A March 2012 story by American Banker reported that

JPMorgan Chase & Co. took procedural shortcuts and used faulty account records in suing tens of thousands of delinquent credit card borrowers for at least two years, current and former employees say.

In a similar story on Bank of America, AB discovered that

In the “as is” documents Bank of America has drawn up for [sales to debt buyers], it warned that it would initially provide no records to support the amounts it said are owed and might be unable to produce them. It also stated that some of the claims it sold might already have been extinguished in bankruptcy court. B of A has additionally cautioned that it might be selling loans whose balances are “approximate” or that consumers have already paid back in full.

Read the American Banker stories for yourself. They offer detailed, on-the-record information the provides a glimpse into the profit-at-all-costs mentality that plagues some banks’ legal collection departments. At the very least, there is enough in the stories to cast serious doubt on the reliability of the banks’ records. And debt buyers rely heavily on the perceived reliability of the banks’ records because they don’t have any way to independently verify records that they didn’t create.

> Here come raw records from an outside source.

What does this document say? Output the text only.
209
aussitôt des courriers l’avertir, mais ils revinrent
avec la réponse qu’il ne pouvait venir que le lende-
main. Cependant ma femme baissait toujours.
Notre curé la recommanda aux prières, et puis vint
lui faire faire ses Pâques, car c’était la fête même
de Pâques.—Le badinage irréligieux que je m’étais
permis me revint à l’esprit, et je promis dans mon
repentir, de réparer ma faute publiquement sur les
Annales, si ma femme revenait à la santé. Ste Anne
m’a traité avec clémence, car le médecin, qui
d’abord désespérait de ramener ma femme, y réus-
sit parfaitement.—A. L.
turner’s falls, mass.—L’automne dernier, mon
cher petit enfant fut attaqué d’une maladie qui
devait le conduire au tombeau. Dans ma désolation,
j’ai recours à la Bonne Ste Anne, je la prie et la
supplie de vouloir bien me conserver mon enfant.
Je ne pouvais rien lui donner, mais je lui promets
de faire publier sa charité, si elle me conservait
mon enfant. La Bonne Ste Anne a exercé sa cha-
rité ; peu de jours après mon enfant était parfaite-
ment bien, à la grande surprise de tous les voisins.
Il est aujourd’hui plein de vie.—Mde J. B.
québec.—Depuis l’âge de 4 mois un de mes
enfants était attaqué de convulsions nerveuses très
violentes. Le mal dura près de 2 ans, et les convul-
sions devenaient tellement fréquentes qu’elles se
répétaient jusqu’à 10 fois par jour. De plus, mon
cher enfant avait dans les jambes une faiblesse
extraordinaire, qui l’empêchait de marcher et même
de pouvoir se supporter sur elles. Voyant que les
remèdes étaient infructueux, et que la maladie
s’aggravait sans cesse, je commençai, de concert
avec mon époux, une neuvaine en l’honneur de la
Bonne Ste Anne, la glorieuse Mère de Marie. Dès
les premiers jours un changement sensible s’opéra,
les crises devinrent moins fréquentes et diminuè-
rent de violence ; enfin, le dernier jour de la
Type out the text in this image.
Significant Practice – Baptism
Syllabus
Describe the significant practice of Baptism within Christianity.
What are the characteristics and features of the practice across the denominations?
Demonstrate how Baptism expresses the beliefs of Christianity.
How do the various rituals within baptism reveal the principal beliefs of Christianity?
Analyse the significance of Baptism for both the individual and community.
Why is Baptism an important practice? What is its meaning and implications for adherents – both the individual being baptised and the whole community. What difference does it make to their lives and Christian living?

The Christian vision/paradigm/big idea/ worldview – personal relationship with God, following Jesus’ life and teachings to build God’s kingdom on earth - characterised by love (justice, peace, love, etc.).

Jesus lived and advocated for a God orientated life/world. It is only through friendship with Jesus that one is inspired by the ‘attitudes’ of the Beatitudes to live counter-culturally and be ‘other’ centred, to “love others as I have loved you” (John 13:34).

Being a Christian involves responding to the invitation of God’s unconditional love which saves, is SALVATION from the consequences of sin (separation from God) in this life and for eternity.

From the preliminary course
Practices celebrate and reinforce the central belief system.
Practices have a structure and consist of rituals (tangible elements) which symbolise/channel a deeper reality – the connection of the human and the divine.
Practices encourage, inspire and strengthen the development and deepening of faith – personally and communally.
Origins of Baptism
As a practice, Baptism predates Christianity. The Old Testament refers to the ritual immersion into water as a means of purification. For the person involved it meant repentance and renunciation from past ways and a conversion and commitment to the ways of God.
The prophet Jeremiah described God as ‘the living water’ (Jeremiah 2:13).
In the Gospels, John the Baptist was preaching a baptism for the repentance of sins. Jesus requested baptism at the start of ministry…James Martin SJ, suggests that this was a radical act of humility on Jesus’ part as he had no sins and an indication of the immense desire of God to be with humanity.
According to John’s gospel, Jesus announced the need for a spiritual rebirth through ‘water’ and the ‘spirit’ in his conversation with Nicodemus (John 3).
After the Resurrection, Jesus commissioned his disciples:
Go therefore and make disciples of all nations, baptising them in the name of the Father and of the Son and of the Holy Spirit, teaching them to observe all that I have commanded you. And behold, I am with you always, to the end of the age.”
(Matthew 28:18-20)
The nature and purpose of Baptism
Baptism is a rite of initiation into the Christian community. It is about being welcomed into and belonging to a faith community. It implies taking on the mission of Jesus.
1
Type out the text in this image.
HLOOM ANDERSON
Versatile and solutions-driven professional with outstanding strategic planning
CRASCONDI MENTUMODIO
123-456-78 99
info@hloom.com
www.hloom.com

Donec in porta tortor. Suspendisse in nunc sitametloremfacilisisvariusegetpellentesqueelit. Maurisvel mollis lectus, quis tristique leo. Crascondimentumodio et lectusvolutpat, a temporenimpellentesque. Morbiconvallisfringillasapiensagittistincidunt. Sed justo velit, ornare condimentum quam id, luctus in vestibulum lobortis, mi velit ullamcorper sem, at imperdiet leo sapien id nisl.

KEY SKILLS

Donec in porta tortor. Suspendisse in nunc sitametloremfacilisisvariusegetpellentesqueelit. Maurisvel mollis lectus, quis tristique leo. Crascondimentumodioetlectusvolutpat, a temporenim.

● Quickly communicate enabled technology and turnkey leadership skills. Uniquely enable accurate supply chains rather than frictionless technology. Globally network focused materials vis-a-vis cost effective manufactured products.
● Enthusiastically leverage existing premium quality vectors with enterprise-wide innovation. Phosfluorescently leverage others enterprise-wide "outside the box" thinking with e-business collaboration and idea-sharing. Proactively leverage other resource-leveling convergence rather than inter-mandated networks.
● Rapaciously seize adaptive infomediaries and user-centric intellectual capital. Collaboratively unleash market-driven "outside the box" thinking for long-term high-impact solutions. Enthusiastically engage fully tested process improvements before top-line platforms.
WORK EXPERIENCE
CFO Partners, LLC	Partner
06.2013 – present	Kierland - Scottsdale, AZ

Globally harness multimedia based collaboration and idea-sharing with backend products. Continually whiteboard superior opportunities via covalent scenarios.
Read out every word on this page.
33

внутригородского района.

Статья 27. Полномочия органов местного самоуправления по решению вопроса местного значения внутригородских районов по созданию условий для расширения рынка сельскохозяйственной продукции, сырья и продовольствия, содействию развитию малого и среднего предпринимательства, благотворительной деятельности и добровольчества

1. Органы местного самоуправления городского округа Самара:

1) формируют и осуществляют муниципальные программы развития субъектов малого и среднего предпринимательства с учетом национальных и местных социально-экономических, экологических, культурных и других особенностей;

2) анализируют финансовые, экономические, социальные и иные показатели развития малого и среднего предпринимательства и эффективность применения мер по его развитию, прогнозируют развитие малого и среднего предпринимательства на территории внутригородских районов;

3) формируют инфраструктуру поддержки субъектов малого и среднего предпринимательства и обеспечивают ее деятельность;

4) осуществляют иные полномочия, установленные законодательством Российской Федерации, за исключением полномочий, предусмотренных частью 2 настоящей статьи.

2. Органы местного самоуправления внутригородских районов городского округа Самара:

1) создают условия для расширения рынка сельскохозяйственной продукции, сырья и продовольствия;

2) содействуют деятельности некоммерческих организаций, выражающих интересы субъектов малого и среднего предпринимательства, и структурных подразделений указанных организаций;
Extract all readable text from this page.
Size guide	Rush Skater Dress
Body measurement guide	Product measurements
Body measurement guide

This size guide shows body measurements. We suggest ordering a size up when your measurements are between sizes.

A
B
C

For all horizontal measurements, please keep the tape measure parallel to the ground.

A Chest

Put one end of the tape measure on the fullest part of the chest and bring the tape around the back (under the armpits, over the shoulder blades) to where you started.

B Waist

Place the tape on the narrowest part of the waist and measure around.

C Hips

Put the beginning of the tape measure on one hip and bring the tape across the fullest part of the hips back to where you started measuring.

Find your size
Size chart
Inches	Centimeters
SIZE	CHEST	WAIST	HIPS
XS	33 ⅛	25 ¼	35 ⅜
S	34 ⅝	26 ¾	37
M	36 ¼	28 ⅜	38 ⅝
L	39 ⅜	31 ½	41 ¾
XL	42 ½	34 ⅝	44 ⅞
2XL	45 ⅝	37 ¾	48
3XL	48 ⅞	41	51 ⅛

So what’s the solution? Courts and legislators should resist the temptation to create a more comprehensive list of factors a debt buyer must establish to admit business records into evidence. It’s far too easy for debt buyers to create another self-serving, boilerplate affidavit to meet any new requirements and have them robo-signed by the thousands. Instead, debt buyers should be required to provide specific testimony about why the records are accurate and reliable. This needs to be more than a vague and unverifiable statement that the debt buyer is familiar with the records, has reviewed them, and that they’re accurate. To truly evaluate reliability–especially in light of the troubling allegations uncovered by American Banker–courts need much more specific testimony. What type of software is used? How often is it audited? When was the last audit? What was the error rate? What is the industry standard for acceptable error rate? This testimony should come from someone with actual knowledge of these systems–not a robo-signer who claims to have such knowledge–and the affiant should explain in detail how they came to possess such knowledge.

Sure, this heightened reliability analysis may slow down the freight train that is legal debt collection. But debt buyers, and the banks that they buy debt from, have earned the additional scrutiny after cutting corners with relative impunity for so long.